Intrinsic said:
Lol..... wishful thinking much? Ok. lets just put something in perspective. If PS4neo has a GPU that is twice as powerful as the one in the PS4, there id only two ways for that to happen. 1. Double the GPU compute units from its current 18 - 36 or, 2. Keep everything as is and instead double the GPU clock from its curremt 800mhz to 1600mhz. Both of those are IMPOSSIBLE to do at a 28nm process and and put it in a box the size of the PS4 and dofr thr latter, jist flat out impossoble cause the chip wont be stable. For the PS4neo to be using a 36CU GPU, that can only happen with Polaris. Only rraly question here is what clock Sony chooses to run it at. 900mhz/1200mhz+ is really all the difference between 4TF and 6TF as far as GPUs go. Well more like 4TF and 5.5TF but you know, 6TF sounds cooler. |
Well.
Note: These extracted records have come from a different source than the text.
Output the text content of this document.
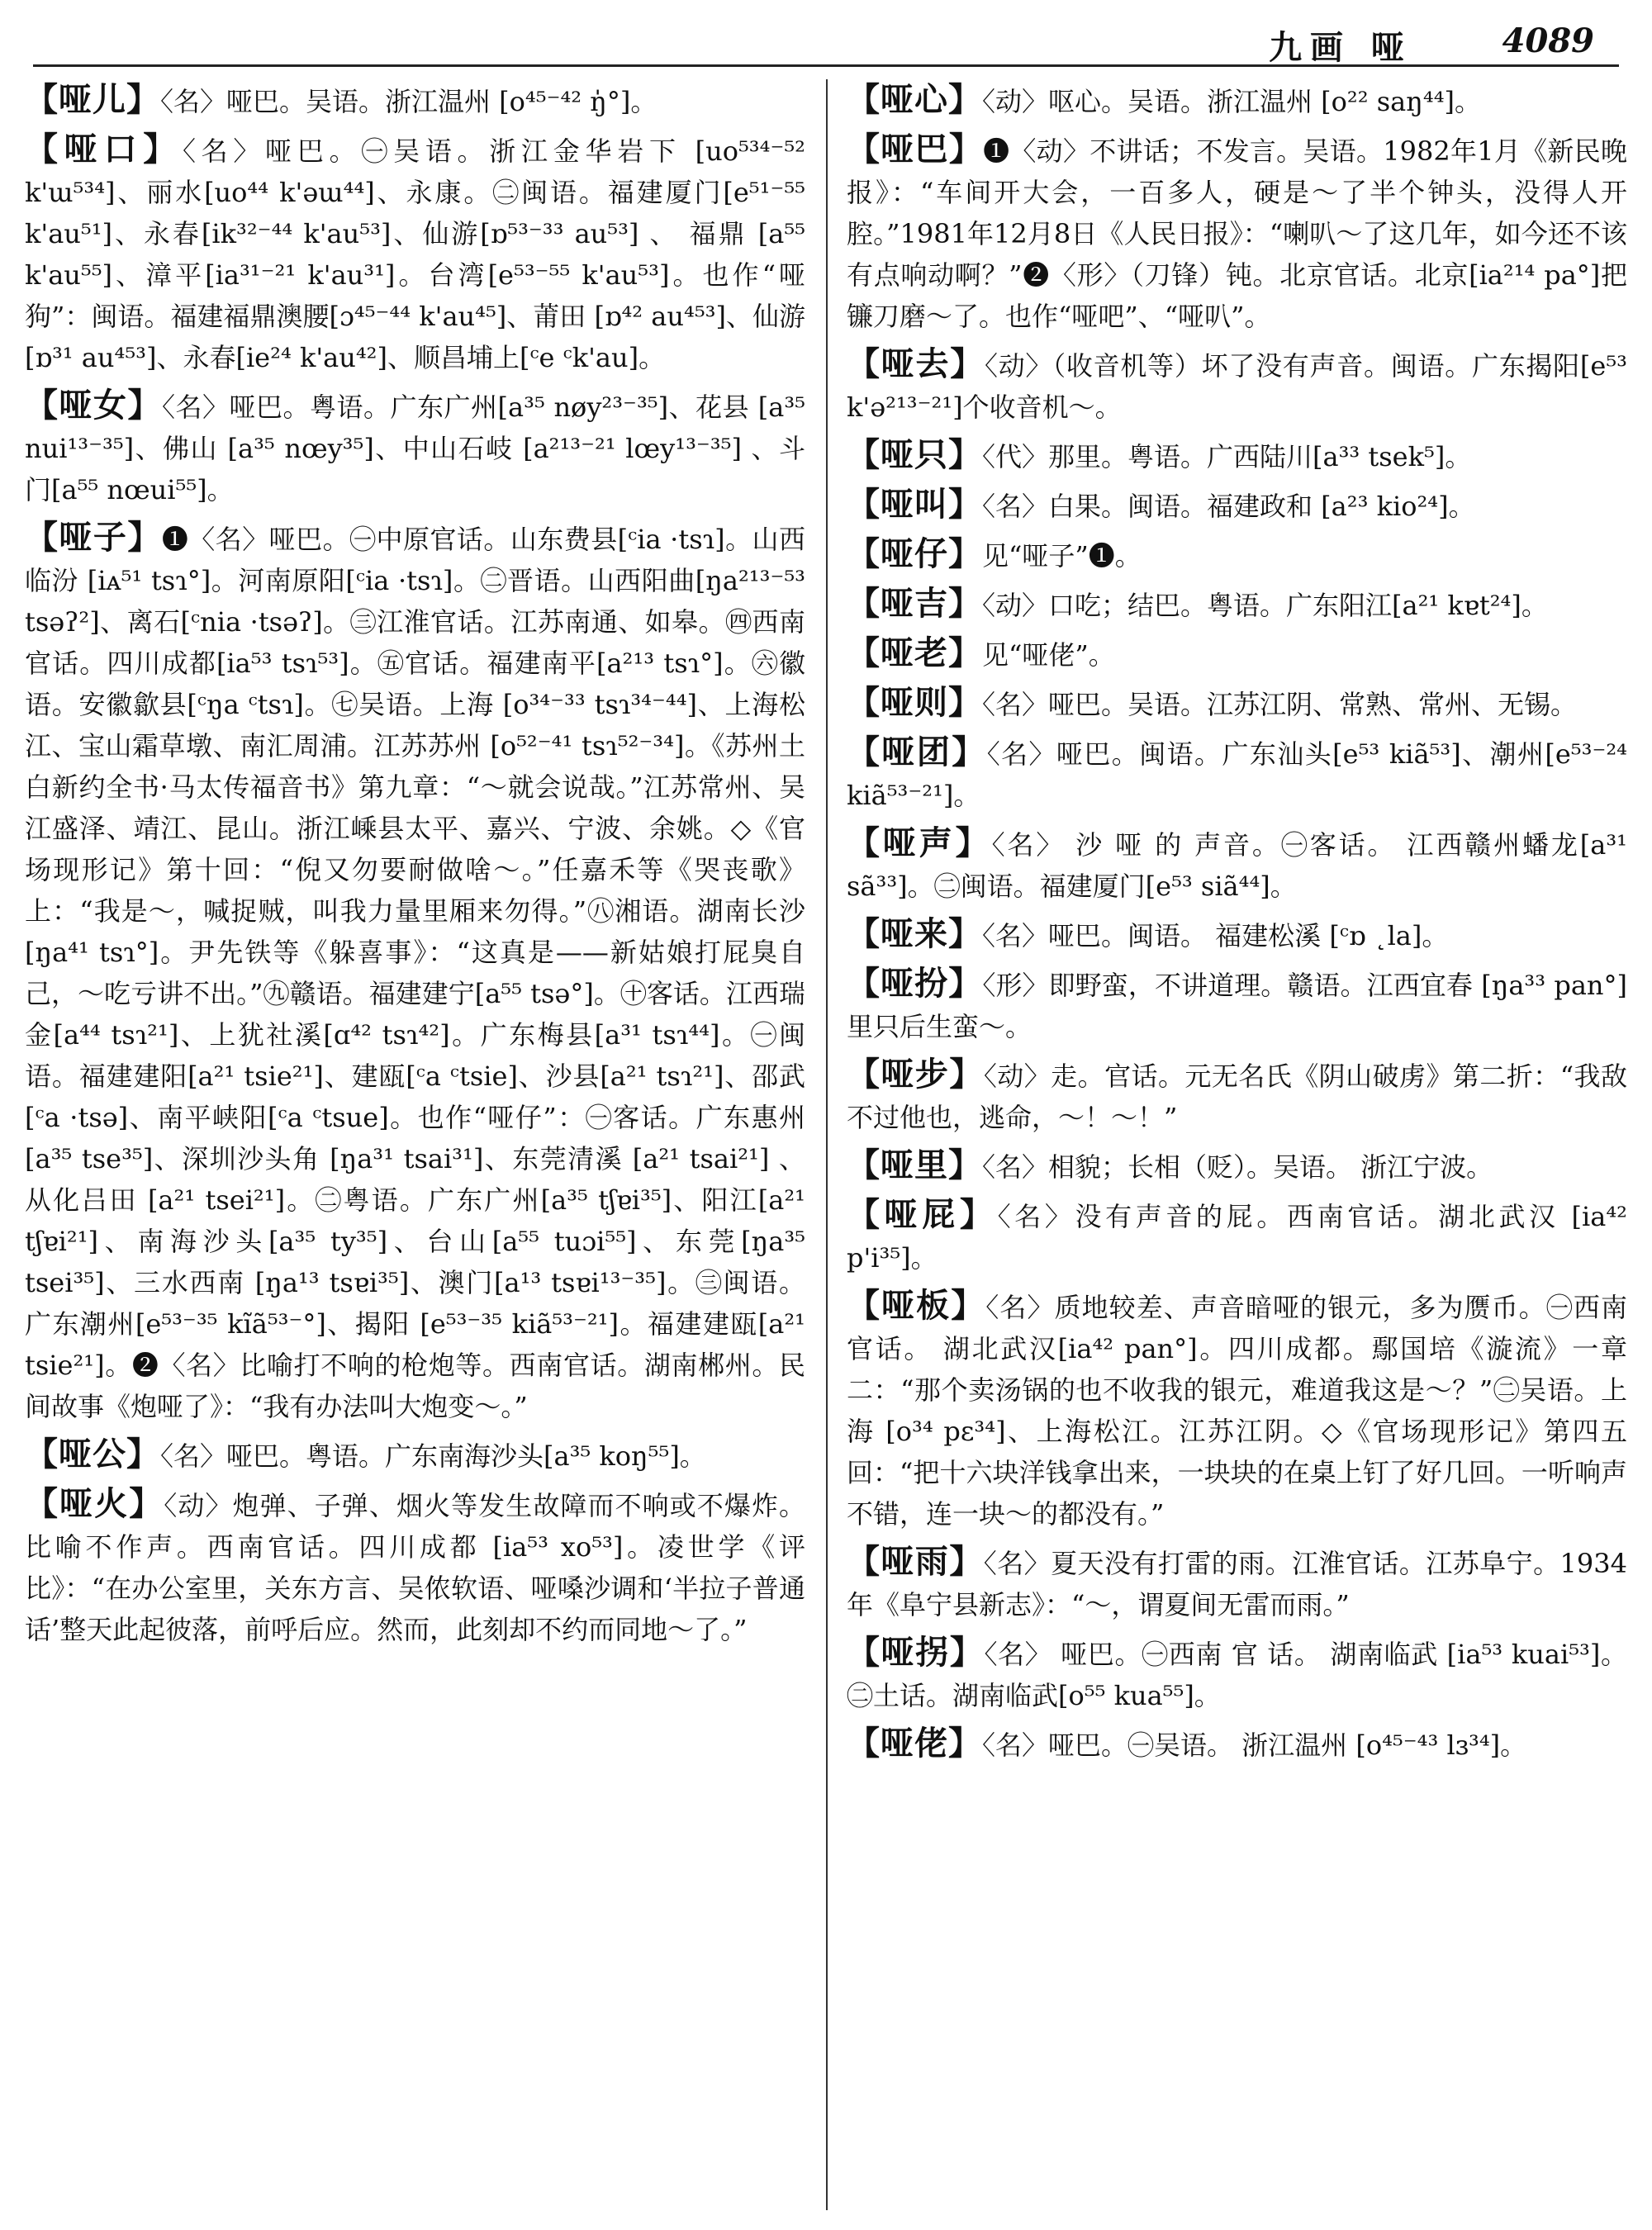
九画 哑	4089

【哑儿】〈名〉哑巴。吴语。浙江温州 [o⁴⁵⁻⁴² ŋ̍°]。

【哑口】〈名〉哑巴。㊀吴语。浙江金华岩下 [uo⁵³⁴⁻⁵² k'ɯ⁵³⁴]、丽水[uo⁴⁴ k'əɯ⁴⁴]、永康。㊁闽语。福建厦门[e⁵¹⁻⁵⁵ k'au⁵¹]、永春[ik³²⁻⁴⁴ k'au⁵³]、仙游[ɒ⁵³⁻³³ au⁵³] 、 福鼎 [a⁵⁵ k'au⁵⁵]、漳平[ia³¹⁻²¹ k'au³¹]。台湾[e⁵³⁻⁵⁵ k'au⁵³]。也作“哑狗”：闽语。福建福鼎澳腰[ɔ⁴⁵⁻⁴⁴ k'au⁴⁵]、莆田 [ɒ⁴² au⁴⁵³]、仙游 [ɒ³¹ au⁴⁵³]、永春[ie²⁴ k'au⁴²]、顺昌埔上[ᶜe ᶜk'au]。

【哑女】〈名〉哑巴。粤语。广东广州[a³⁵ nøy²³⁻³⁵]、花县 [a³⁵ nui¹³⁻³⁵]、佛山 [a³⁵ nœy³⁵]、中山石岐 [a²¹³⁻²¹ lœy¹³⁻³⁵] 、斗门[a⁵⁵ nœui⁵⁵]。

【哑子】❶〈名〉哑巴。㊀中原官话。山东费县[ᶜia ·tsɿ]。山西临汾 [iᴀ⁵¹ tsɿ°]。河南原阳[ᶜia ·tsɿ]。㊁晋语。山西阳曲[ŋa²¹³⁻⁵³ tsəʔ²]、离石[ᶜnia ·tsəʔ]。㊂江淮官话。江苏南通、如皋。㊃西南官话。四川成都[ia⁵³ tsɿ⁵³]。㊄官话。福建南平[a²¹³ tsɿ°]。㊅徽语。安徽歙县[ᶜŋa ᶜtsɿ]。㊆吴语。上海 [o³⁴⁻³³ tsɿ³⁴⁻⁴⁴]、上海松江、宝山霜草墩、南汇周浦。江苏苏州 [o⁵²⁻⁴¹ tsɿ⁵²⁻³⁴]。《苏州土白新约全书·马太传福音书》第九章：“～就会说哉。”江苏常州、吴江盛泽、靖江、昆山。浙江嵊县太平、嘉兴、宁波、余姚。◇《官场现形记》第十回：“倪又勿要耐做啥～。”任嘉禾等《哭丧歌》上：“我是～，喊捉贼，叫我力量里厢来勿得。”㊇湘语。湖南长沙[ŋa⁴¹ tsɿ°]。尹先铁等《躲喜事》：“这真是——新姑娘打屁臭自己，～吃亏讲不出。”㊈赣语。福建建宁[a⁵⁵ tsə°]。㊉客话。江西瑞金[a⁴⁴ tsɿ²¹]、上犹社溪[ɑ⁴² tsɿ⁴²]。广东梅县[a³¹ tsɿ⁴⁴]。㊀闽语。福建建阳[a²¹ tsie²¹]、建瓯[ᶜa ᶜtsie]、沙县[a²¹ tsɿ²¹]、邵武[ᶜa ·tsə]、南平峡阳[ᶜa ᶜtsue]。也作“哑仔”：㊀客话。广东惠州[a³⁵ tse³⁵]、深圳沙头角 [ŋa³¹ tsai³¹]、东莞清溪 [a²¹ tsai²¹] 、从化吕田 [a²¹ tsei²¹]。㊁粤语。广东广州[a³⁵ tʃɐi³⁵]、阳江[a²¹ tʃɐi²¹]、南海沙头[a³⁵ ty³⁵]、台山[a⁵⁵ tuɔi⁵⁵]、东莞[ŋa³⁵ tsei³⁵]、三水西南 [ŋa¹³ tsɐi³⁵]、澳门[a¹³ tsɐi¹³⁻³⁵]。㊂闽语。广东潮州[e⁵³⁻³⁵ kĩã⁵³⁻°]、揭阳 [e⁵³⁻³⁵ kiã⁵³⁻²¹]。福建建瓯[a²¹ tsie²¹]。❷〈名〉比喻打不响的枪炮等。西南官话。湖南郴州。民间故事《炮哑了》：“我有办法叫大炮变～。”

【哑公】〈名〉哑巴。粤语。广东南海沙头[a³⁵ koŋ⁵⁵]。

【哑火】〈动〉炮弹、子弹、烟火等发生故障而不响或不爆炸。比喻不作声。西南官话。四川成都 [ia⁵³ xo⁵³]。凌世学《评比》：“在办公室里，关东方言、吴侬软语、哑嗓沙调和‘半拉子普通话’整天此起彼落，前呼后应。然而，此刻却不约而同地～了。”

【哑心】〈动〉呕心。吴语。浙江温州 [o²² saŋ⁴⁴]。

【哑巴】❶〈动〉不讲话；不发言。吴语。1982年1月《新民晚报》：“车间开大会，一百多人，硬是～了半个钟头，没得人开腔。”1981年12月8日《人民日报》：“喇叭～了这几年，如今还不该有点响动啊？”❷〈形〉（刀锋）钝。北京官话。北京[ia²¹⁴ pa°]把镰刀磨～了。也作“哑吧”、“哑叭”。

【哑去】〈动〉（收音机等）坏了没有声音。闽语。广东揭阳[e⁵³ k'ə²¹³⁻²¹]个收音机～。

【哑只】〈代〉那里。粤语。广西陆川[a³³ tsek⁵]。

【哑叫】〈名〉白果。闽语。福建政和 [a²³ kio²⁴]。

【哑仔】见“哑子”❶。

【哑吉】〈动〉口吃；结巴。粤语。广东阳江[a²¹ kɐt²⁴]。

【哑老】见“哑佬”。

【哑则】〈名〉哑巴。吴语。江苏江阴、常熟、常州、无锡。

【哑团】〈名〉哑巴。闽语。广东汕头[e⁵³ kiã⁵³]、潮州[e⁵³⁻²⁴ kiã⁵³⁻²¹]。

【哑声】〈名〉 沙 哑 的 声音。㊀客话。 江西赣州蟠龙[a³¹ sã³³]。㊁闽语。福建厦门[e⁵³ siã⁴⁴]。

【哑来】〈名〉哑巴。闽语。 福建松溪 [ᶜɒ ˛la]。

【哑扮】〈形〉即野蛮，不讲道理。赣语。江西宜春 [ŋa³³ pan°] 里只后生蛮～。

【哑步】〈动〉走。官话。元无名氏《阴山破虏》第二折：“我敌不过他也，逃命，～！～！”

【哑里】〈名〉相貌；长相（贬）。吴语。 浙江宁波。

【哑屁】〈名〉没有声音的屁。西南官话。湖北武汉 [ia⁴² p'i³⁵]。

【哑板】〈名〉质地较差、声音暗哑的银元，多为赝币。㊀西南官话。 湖北武汉[ia⁴² pan°]。四川成都。鄢国培《漩流》一章二：“那个卖汤锅的也不收我的银元，难道我这是～？”㊁吴语。上海 [o³⁴ pɛ³⁴]、上海松江。江苏江阴。◇《官场现形记》第四五回：“把十六块洋钱拿出来，一块块的在桌上钉了好几回。一听响声不错，连一块～的都没有。”

【哑雨】〈名〉夏天没有打雷的雨。江淮官话。江苏阜宁。1934年《阜宁县新志》：“～，谓夏间无雷而雨。”

【哑拐】〈名〉 哑巴。㊀西南 官 话。 湖南临武 [ia⁵³ kuai⁵³]。㊁土话。湖南临武[o⁵⁵ kua⁵⁵]。

【哑佬】〈名〉哑巴。㊀吴语。 浙江温州 [o⁴⁵⁻⁴³ lɜ³⁴]。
Almost.
You see for every process node like 28nm, 14nm etc'. - Fabs can have multiple types of processes, low power and low leakage, but low clock, high power and high leakage, high clock etc'.
Fabs market that to chip designers too.
GPU's take advantage of the fact that their workload is highly parallel, so it makes sense to go with more hardware and go with a more energy conservative process that in turn also tends to limit clockrate.
With that said a 28nm 18CU part running at 1.6ghz could be entirely possible, but it wouldn't be a simple case of grabbing a random Radeon off the shelf and overclocking it, there would need to be some work done under the hood... But then you may also introduce bottlenecks into the chip design itself, yields could suffer. etc'.
I have legit seen people on PC OC enthusiast websites overclock Radeon 7850's (PS4 Equivalent GPU) to 1.5ghz, but keep in mind with that clock and voltage, it's a chip that will suffer from the effects of electromigration pretty rapidly, the transisters were never designed to be pushed that hard.